Matthew J. Slaughter. “An Auto Bailout Would Be Terrible for Free Trade”. Wall Street Journal. 20 Nov. 2008 – The bailout’s third global cost could fall on the U.S. dollar. For 32 years the U.S. has run trade deficits and offset it with sales of U.S. assets to foreign buyers. A critical foundation of foreign-investor confidence in U.S. assets has been transparent competition in our product markets — competition that spurs economic growth and rising average standards of living. To keep that up, it is important to address concerns related to allowing foreign companies to compete on U.S. soil, not by bailing out struggling companies but by taking care of workers who are dislocated in the give-and-take of a competitive market.
Will a federal bailout that politicizes American markets bolster foreign-investor demand for U.S. assets?
Not likely. Instead, America runs the risk of creating the kind of “political-risk premium” that investors have long placed on other countries — and that would reduce demand for U.S. assets and thereby the value of the U.S. dollar.
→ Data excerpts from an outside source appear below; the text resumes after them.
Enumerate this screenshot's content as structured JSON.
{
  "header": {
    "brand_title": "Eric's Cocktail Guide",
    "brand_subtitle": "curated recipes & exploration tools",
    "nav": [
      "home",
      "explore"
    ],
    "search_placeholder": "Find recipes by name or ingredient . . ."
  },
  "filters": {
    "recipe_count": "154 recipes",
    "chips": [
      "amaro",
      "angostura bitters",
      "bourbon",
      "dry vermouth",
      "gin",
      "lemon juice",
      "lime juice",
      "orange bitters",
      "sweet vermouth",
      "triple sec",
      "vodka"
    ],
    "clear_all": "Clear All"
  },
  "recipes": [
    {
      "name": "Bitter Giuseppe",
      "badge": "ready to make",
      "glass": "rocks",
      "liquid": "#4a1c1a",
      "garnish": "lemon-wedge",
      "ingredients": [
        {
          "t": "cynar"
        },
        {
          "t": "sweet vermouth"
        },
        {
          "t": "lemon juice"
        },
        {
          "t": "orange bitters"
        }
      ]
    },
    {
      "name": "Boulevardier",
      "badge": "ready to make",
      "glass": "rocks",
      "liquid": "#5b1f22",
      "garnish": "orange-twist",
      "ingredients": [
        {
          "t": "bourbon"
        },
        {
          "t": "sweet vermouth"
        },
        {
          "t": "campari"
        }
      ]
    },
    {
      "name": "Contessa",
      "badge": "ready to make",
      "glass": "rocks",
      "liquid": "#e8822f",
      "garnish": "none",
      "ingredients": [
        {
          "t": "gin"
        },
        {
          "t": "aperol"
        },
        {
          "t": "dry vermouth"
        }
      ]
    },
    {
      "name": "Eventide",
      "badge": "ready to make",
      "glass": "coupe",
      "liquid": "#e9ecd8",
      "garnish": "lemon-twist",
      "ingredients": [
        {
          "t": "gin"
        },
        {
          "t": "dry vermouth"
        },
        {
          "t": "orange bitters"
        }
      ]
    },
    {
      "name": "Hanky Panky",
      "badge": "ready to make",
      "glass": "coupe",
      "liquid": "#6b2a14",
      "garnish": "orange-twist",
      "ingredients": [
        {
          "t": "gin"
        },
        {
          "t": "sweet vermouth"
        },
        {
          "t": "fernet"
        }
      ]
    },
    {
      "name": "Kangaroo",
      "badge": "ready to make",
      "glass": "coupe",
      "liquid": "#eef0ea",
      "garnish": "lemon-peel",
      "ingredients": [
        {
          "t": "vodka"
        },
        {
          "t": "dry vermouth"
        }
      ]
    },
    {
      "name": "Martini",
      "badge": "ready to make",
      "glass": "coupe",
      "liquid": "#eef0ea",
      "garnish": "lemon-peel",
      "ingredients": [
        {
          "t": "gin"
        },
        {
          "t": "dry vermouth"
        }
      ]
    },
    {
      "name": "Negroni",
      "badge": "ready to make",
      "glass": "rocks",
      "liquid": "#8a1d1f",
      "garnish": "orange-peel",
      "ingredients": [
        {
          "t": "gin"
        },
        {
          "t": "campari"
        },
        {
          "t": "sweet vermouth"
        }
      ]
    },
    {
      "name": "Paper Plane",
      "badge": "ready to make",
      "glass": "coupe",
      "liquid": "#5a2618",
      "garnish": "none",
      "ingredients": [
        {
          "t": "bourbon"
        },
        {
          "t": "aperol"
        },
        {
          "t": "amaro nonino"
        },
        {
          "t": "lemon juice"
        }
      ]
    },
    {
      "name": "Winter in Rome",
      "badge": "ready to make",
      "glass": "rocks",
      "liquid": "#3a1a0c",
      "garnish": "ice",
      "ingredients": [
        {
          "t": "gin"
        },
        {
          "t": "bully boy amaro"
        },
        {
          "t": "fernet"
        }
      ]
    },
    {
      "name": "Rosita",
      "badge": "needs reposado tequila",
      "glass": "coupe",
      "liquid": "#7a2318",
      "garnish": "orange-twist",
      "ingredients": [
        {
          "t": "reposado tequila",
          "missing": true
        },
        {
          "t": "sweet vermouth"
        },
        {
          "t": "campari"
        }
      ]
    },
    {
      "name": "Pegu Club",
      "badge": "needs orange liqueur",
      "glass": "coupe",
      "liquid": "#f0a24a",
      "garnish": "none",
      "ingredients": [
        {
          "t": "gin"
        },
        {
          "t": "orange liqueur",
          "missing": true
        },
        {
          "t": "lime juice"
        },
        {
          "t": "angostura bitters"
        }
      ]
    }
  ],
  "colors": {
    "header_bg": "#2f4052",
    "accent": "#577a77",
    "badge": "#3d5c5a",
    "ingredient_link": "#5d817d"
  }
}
Reduced foreign demand for U.S. assets would be troubling at any time. Its prospect is especially troubling now, when the federal government’s fiscal 2009 deficit is widely forecast to reach something near or exceeding $1 trillion — up from $456 billion last year. With net saving still near zero for U.S. households and falling profits for U.S. companies, financing that deficit will require attracting foreign capital.